EU Ombudsman calls for new search and rescue rules to allow Frontex do its job


European Union Ombudsman Emily O’Reilly has called for new EU search and rescue rules after conducting an inquiry into the sinking of the Adriana, the dilapidated fishing vessel that sank off Greece with the loss of hundreds of migrants lives last year while en route from Libya to Italy.

O’Reilly pronounced the current regulations inadequate, noting that they prevent Frontex, the EU’s border and coast guard agency, from delivering on its mandate to protect migrant rights insofar as the agency is unable to act independently of national authorities when boats like the Adriana are in distress.

Some 750 people were understood to have been crowded aboard the Adriana when it sank off Greece last June. Only 104 were rescued — mostly migrants from Syria, Pakistan and Egypt. Just 82 bodies were recovered. Outraged human rights groups accused authorities in Greece of having failed to properly investigate the cause and circumstances. Italian authorities also came in for criticism.
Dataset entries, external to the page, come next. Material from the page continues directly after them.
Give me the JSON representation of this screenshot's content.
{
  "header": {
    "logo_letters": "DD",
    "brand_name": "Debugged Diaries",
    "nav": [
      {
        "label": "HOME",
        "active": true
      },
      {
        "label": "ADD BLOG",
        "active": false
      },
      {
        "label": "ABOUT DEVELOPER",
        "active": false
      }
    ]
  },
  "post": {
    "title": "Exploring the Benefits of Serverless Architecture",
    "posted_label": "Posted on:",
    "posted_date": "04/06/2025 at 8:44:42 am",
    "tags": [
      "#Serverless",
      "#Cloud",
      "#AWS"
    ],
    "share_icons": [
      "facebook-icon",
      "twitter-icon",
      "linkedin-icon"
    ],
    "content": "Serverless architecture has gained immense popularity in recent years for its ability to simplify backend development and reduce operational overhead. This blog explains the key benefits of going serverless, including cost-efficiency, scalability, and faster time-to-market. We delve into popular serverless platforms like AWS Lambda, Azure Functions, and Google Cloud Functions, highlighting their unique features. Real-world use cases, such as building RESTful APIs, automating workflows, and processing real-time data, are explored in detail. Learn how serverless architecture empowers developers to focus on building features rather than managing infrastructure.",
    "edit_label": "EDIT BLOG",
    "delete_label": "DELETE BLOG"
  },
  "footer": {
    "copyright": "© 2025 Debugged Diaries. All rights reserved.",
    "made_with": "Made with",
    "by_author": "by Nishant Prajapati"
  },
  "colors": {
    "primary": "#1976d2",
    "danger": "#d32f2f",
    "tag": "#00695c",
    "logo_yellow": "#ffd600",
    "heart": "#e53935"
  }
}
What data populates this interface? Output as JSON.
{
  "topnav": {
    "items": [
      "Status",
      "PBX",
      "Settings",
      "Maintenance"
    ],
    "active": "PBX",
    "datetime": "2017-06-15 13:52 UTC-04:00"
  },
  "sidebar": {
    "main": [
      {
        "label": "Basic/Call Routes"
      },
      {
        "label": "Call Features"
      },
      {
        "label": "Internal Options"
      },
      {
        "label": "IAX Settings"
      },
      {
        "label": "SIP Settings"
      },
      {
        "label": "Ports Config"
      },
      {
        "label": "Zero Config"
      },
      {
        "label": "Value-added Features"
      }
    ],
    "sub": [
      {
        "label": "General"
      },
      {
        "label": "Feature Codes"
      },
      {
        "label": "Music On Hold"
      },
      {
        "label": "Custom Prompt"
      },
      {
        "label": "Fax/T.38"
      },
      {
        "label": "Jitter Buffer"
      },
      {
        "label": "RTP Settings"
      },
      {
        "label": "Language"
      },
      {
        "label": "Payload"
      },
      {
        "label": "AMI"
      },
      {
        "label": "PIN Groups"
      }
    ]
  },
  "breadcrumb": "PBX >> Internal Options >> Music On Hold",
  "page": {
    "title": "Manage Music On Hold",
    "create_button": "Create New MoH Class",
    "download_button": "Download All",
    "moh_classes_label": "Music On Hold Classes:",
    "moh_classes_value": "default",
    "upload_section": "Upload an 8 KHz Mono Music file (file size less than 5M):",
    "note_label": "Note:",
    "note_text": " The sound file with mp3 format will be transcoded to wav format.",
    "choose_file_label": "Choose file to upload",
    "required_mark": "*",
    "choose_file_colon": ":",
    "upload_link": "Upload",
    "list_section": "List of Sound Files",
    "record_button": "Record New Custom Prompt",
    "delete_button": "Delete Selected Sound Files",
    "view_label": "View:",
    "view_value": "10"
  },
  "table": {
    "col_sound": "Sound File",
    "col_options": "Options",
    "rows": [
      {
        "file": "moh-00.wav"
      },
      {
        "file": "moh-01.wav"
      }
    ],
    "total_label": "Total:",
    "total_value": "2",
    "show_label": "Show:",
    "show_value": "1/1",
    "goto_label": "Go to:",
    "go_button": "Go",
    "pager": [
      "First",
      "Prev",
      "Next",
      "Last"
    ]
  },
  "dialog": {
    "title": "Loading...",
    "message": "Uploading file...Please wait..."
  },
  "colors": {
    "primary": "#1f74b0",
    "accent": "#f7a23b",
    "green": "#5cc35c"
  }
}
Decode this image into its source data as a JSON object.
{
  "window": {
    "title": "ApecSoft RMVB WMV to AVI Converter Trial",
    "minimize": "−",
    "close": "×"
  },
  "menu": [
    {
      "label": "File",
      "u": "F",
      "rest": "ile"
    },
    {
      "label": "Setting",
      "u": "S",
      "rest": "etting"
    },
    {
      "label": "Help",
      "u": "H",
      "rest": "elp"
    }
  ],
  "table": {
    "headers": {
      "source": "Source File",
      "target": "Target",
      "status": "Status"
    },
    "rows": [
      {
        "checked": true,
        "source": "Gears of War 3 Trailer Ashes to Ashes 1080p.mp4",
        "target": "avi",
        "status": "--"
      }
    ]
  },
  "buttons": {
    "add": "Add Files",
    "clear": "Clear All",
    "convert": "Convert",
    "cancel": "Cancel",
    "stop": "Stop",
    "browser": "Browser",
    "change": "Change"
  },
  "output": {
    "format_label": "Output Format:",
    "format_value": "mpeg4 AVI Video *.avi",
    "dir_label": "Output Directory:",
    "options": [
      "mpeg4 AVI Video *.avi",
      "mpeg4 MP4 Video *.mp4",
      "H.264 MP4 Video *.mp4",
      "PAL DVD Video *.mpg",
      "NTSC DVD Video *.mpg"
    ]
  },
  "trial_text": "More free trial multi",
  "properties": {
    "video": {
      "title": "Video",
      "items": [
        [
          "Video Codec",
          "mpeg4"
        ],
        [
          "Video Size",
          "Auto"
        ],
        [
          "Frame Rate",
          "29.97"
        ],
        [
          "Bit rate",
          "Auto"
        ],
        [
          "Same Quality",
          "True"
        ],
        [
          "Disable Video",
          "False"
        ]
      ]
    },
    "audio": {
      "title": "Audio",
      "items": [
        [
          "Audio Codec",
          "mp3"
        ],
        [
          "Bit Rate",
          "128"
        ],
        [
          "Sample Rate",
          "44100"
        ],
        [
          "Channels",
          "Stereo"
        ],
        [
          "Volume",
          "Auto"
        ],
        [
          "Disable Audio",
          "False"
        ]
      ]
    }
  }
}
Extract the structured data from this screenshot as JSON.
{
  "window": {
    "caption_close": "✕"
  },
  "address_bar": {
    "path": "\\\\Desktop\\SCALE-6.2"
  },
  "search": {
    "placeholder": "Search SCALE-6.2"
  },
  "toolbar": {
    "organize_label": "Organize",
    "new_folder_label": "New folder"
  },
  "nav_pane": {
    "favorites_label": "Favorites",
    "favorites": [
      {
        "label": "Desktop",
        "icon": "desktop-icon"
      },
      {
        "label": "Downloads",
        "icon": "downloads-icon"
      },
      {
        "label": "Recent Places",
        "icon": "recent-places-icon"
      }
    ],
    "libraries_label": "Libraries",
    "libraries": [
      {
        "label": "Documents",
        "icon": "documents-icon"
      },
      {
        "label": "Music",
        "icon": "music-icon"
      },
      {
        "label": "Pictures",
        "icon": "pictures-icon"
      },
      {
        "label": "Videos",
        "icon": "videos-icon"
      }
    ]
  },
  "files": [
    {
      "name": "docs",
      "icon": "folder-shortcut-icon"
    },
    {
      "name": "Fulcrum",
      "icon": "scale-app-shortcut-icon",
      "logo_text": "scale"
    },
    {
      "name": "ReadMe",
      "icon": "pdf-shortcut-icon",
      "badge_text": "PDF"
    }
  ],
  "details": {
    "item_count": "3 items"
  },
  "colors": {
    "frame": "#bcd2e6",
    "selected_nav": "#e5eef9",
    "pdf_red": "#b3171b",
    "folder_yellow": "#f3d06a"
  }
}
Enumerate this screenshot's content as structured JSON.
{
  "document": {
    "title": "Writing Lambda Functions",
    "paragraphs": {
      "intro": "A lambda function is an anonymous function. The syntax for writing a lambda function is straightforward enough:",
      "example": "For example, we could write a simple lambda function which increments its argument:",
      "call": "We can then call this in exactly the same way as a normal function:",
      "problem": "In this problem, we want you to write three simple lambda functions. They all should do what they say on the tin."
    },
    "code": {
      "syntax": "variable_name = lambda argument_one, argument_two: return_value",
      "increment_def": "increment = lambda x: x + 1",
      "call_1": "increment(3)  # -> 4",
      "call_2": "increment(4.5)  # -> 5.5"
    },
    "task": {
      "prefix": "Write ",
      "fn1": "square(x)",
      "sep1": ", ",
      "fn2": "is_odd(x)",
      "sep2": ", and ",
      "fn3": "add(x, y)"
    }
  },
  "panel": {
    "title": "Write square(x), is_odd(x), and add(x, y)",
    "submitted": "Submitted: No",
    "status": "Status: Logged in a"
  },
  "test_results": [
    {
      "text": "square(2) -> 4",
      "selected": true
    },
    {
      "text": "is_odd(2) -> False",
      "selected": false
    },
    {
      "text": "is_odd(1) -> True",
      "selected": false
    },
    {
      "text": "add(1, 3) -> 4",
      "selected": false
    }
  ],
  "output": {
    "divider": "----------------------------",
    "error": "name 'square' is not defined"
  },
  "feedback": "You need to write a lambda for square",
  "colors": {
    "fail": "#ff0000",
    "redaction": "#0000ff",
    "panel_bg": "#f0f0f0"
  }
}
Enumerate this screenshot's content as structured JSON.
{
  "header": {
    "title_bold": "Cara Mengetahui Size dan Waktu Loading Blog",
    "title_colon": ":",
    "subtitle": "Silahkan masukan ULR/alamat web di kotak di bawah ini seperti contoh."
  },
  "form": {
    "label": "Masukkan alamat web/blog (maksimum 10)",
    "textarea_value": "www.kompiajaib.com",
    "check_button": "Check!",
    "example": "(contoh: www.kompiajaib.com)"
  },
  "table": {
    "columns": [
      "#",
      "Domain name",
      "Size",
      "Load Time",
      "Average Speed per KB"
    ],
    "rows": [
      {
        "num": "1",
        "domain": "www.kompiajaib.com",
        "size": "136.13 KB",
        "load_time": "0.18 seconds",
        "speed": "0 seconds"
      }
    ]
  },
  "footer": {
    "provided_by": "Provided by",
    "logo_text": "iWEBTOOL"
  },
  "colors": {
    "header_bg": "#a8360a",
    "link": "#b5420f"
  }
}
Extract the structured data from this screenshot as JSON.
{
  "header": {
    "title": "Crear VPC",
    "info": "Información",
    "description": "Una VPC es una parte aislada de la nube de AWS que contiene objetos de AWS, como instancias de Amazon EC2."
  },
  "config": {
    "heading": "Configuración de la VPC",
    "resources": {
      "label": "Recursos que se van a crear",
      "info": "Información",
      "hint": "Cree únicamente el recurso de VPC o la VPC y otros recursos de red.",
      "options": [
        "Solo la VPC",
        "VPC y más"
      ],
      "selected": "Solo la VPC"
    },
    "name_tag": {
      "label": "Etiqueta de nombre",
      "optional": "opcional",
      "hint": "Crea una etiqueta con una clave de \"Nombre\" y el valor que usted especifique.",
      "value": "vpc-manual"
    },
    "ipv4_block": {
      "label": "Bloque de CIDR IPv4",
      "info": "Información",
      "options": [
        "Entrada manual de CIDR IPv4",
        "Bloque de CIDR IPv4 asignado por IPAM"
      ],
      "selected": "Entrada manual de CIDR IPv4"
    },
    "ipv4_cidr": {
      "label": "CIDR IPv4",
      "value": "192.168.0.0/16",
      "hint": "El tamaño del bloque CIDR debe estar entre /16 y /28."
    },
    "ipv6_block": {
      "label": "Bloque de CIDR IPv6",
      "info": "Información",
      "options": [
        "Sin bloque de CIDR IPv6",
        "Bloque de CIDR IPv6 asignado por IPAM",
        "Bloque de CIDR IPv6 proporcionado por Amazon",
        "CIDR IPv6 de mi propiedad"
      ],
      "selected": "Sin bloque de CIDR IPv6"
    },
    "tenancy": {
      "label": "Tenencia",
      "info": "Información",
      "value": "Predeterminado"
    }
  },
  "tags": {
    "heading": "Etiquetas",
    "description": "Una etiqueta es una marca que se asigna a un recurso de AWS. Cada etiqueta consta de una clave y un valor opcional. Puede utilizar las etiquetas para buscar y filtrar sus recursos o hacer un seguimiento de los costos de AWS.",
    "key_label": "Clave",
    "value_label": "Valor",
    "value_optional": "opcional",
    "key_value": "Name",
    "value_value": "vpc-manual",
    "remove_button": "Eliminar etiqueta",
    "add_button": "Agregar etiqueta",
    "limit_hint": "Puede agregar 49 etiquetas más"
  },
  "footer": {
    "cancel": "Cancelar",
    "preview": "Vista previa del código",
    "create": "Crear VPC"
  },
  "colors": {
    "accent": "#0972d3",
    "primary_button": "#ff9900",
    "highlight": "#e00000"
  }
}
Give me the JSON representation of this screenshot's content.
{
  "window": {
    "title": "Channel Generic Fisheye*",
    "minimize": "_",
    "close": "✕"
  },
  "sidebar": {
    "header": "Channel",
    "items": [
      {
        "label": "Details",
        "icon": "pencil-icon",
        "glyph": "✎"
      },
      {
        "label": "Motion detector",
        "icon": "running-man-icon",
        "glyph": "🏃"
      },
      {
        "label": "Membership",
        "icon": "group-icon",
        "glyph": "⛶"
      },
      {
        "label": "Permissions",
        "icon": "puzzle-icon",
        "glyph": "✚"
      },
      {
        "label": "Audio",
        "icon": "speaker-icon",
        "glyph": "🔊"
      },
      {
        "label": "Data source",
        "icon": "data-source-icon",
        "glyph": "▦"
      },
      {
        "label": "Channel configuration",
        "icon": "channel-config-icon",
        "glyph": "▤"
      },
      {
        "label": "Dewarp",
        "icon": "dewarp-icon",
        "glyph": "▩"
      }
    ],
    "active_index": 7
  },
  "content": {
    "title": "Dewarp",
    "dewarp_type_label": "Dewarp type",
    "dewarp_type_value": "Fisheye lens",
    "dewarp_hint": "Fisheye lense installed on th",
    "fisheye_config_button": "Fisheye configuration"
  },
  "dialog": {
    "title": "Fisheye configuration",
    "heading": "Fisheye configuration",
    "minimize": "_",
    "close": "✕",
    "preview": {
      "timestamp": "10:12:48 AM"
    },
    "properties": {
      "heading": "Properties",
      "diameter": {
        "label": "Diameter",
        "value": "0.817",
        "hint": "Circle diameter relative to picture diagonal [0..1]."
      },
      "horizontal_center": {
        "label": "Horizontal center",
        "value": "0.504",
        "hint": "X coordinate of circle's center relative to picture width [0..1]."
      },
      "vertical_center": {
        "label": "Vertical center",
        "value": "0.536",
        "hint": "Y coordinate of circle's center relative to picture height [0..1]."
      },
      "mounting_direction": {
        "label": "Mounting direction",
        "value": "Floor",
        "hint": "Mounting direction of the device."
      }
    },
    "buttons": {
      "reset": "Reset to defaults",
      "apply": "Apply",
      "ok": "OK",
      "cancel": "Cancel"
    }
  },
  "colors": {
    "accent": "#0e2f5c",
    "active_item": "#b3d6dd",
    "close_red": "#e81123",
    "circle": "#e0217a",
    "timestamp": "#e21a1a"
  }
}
“Why did reports of overcrowding, an apparent lack of life vests, children on board and possible fatalities fail to trigger timely rescue efforts that could have saved hundreds of lives?” O’Reilly demanded.

To help protect maritime and land borders, Frontex is charged with providing surveillance and related support to the EU’s 27 national authorities — plus some in EU partner countries. Yet, when it comes to emergency situations, Frontex has no authority to coordinate rescue missions, being required to adhere to the orders of the national authorities involved.

O’Reilly said the inquiry revealed that the four separate offers made by Fronterx to assist Greek authorities with aerial surveillance of the stricken Adriana met with no response. Current rules prevented Frontex from going to the ship without Greek permission. “We must ask ourselves why a boat so obviously in need of help never received that help despite an EU agency, two member states’ authorities, civil society and private ships knowing of its existence,” she said.

Despite the thousands who die or go missing in desperate attempts to cross the Mediterranean each year in boats of questionable seaworthiness, neither the EU nor its member states have actively patrolling search and rescue missions. A search and rescue effort set up by the Italian authorities in 2013 was abandoned in the face of allegations that it merely served to encourage more people to risk the voyage to Italy. Others actively sought to prevent NGO-sponsored vessels from doing the job.

“If Frontex has a duty to help save lives at sea, but the tools for it are lacking, then this is clearly a matter for EU legislators,” O’Reilly declared, warning that the current situation “risks making the EU complicit in actions that violate fundamental rights and cost lives.” Her acknowledgement that Frontex had followed all laws and procedures in alerting the Greek and Italian authorities at the time, was welcomed by the agency…

EU members and lawmakers are currently negotiating an overhaul of its asylum and migration rules, aiming to do so before the Europe-wide elections scheduled for early June. The envisaged reforms offer no proposals for proactive search and rescue missions.